E i robot impararono a evolversi

Gadget e Hi-Tech     Autore: Alessandro Crea Aggiungi un commento

Visto così in foto il piccolo robot costruito presso la Gordon University di Aberdeen, nel Regno Unito, non sembra granchè, anzi, sembra decisamente semplice, qualcosa di più vicino a un giocattolo per bambini o a quei robot assemblabili distribuiti qualche anno fa in edicola. Ma cos’avrebbe allora di tanto speciale da farci sopra un blog? Semplice: è in grado di evolversi autonomamente.

Aberdeen, Regno Unito, Gordon University. Christopher MacLeod ha appena finito di aggiungere due ruote aggiuntive al robot da lui in precedenza assemblato e dotato di sole due ruote. Ora lo farà ripartire e l’automa, grazie a un software innovativo che riproduce le funzioni di una rete neuronale, imparerà come usare queste nuove protesi e come avvantaggiarsene. Già, proprio così: in pratica questo è l’inizio della simulazione del funzionamento del cervello e permetterà ai robot di un futuro ormai non più troppo remoto di imparare dall’ambiente, evolvendosi di conseguenza.

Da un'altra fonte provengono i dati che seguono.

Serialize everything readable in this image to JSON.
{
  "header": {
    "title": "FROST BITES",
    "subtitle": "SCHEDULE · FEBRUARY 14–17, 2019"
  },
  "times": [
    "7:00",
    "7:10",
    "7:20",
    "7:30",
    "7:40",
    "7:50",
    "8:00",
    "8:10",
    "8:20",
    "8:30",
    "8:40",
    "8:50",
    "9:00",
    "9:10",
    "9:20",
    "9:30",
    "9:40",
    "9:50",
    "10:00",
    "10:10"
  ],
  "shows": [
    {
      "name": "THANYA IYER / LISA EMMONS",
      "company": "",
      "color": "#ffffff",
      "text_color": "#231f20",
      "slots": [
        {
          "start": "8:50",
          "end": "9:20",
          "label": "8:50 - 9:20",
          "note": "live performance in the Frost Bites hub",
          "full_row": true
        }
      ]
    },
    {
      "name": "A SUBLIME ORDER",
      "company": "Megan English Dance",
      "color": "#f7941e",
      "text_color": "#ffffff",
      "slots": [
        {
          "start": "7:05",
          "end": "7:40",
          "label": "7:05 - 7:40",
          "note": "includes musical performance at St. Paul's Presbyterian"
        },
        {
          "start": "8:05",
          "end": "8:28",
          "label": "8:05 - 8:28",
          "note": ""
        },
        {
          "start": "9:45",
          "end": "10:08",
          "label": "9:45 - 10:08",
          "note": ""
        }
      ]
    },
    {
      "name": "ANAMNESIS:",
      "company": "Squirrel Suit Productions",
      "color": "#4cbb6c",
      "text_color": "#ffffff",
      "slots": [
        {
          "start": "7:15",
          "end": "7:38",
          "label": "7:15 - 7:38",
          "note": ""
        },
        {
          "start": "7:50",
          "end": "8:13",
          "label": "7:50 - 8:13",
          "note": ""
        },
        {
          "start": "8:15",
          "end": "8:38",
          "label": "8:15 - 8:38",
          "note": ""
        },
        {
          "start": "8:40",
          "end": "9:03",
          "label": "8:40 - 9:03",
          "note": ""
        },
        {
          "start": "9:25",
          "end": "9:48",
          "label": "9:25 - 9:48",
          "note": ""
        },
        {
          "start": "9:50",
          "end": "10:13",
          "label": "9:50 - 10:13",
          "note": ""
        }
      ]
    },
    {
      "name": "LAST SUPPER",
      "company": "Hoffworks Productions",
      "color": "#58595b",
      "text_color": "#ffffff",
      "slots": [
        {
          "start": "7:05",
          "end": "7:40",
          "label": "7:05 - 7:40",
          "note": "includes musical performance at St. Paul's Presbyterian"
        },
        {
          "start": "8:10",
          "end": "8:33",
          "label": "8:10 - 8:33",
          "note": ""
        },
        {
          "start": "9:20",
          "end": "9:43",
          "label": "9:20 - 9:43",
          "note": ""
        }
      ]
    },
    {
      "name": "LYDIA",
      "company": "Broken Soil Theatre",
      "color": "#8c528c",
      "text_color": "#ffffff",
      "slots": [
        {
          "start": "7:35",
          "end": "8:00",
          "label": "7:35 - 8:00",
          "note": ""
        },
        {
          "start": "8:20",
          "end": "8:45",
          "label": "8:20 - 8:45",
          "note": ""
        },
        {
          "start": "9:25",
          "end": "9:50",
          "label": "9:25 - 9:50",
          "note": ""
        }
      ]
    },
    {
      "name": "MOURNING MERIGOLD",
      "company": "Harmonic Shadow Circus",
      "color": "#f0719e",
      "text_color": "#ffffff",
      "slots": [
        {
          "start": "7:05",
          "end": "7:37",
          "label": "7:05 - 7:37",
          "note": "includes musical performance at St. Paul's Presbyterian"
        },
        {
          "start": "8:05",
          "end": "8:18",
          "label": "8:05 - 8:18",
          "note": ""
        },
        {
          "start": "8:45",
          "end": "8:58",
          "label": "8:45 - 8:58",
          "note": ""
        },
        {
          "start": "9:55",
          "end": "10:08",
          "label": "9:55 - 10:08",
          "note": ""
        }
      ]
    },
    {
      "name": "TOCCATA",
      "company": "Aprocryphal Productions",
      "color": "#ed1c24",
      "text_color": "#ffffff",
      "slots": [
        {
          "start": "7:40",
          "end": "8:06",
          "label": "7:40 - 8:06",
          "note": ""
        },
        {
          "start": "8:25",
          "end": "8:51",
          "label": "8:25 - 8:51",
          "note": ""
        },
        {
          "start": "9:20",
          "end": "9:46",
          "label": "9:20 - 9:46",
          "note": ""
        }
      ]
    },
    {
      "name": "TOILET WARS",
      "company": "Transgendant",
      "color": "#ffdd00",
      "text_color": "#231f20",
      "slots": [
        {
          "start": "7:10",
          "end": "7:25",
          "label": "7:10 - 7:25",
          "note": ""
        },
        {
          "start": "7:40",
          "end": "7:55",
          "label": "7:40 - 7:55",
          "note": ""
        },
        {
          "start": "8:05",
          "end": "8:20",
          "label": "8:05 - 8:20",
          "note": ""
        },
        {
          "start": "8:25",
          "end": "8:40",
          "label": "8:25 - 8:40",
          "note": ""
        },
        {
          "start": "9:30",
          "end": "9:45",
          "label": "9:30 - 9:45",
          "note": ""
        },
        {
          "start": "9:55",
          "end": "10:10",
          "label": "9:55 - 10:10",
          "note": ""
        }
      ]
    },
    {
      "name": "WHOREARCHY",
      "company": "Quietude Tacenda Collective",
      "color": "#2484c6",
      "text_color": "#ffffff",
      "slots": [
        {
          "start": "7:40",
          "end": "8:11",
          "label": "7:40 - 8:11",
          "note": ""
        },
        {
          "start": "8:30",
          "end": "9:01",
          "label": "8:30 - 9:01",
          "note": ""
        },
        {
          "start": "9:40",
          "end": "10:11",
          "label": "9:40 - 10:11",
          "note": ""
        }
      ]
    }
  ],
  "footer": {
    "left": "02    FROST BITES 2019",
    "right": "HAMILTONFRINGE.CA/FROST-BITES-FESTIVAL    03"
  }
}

L’affermazione è cruciale e solleva subito paure degne dell’avvento di SkyNet, ma per i dilemmi morali ed etici ci sarà tempo quando la tecnologia sarà più matura ed avanzata, in grado di trovare applicazioni pratiche. Per il momento si resta invece nel puro ambito della sperimentazione. Man mano che al robot erano aggiunti componenti e l’hardware adatto a sfruttarli, la rete neuronale di cui era dotato gli insegnava come utilizzarli al meglio, senza bisogno di alcun software aggiuntivo che dicesse cosa fare e come. In questo modo è stato possibile evolvere l’automa fino a consentirgli di imparare ad eseguire l’azione di un insetto evoluto, in grado di compiere balzi e giudicare quando è necessario eseguirne uno e perché.

Secondo Giulio Sandini, responsabile del Dipartimento Robotic Brain and Cognitive Sciences dell’Istituto italiano di tecnologia (Iit) di Genova, si tratta di un risultato interessante, che apre nuovi scenari per la cosiddetta robotica evoluzionistica. Sulla stessa scia ad esempio, nel 2007, un team di ricerca misto creato da membri dell’Ecole Polytechnique Federale di Losanna e dell’università di Bordeaux, aveva realizzato una specie di salamandra per simulare l’uscita dalle acque e la conquista della terra da parte dei primi anfibi, divenuti poi rettili. L’automa era dotato di zampe autonome, che imparò a gestire tramite la struttura cerebrale di cui era stato dotato.
Secondo un altro studioso italiano, Roberto Cingolani, direttore dell’Istituto italiano di tecnologia, non è l’unica direzione da seguire per l’evoluzione dei robot. Nella ricerca robotica e dell’intelligenza artificiale sarebbe infatti meglio, secondo Cingolani, procedere parallelamente con approcci diversi, giacché l’evoluzione dei robot può mirare a soddisfare funzioni diverse e anche molto lontane tra loro: come ad esempio l’intelligenza richiesta per la realizzazione di un androide in grado di assistere un anziano o un malato e uno che dovesse invece lavare i vetri.

Quel che è certo è che siamo ormai all’alba di una nuova era, tante volte paventata dalla fantascienza, ora in positivo, ora in negativo, ma sempre come inevitabile. Se quindi tutto ciò sarà utile per creare automi che ci aiutino nella vita quotidiana o invece decidano di prendere il potere e sterminarci è impossibile saperlo ora. Del resto l’evoluzione imprevedibile.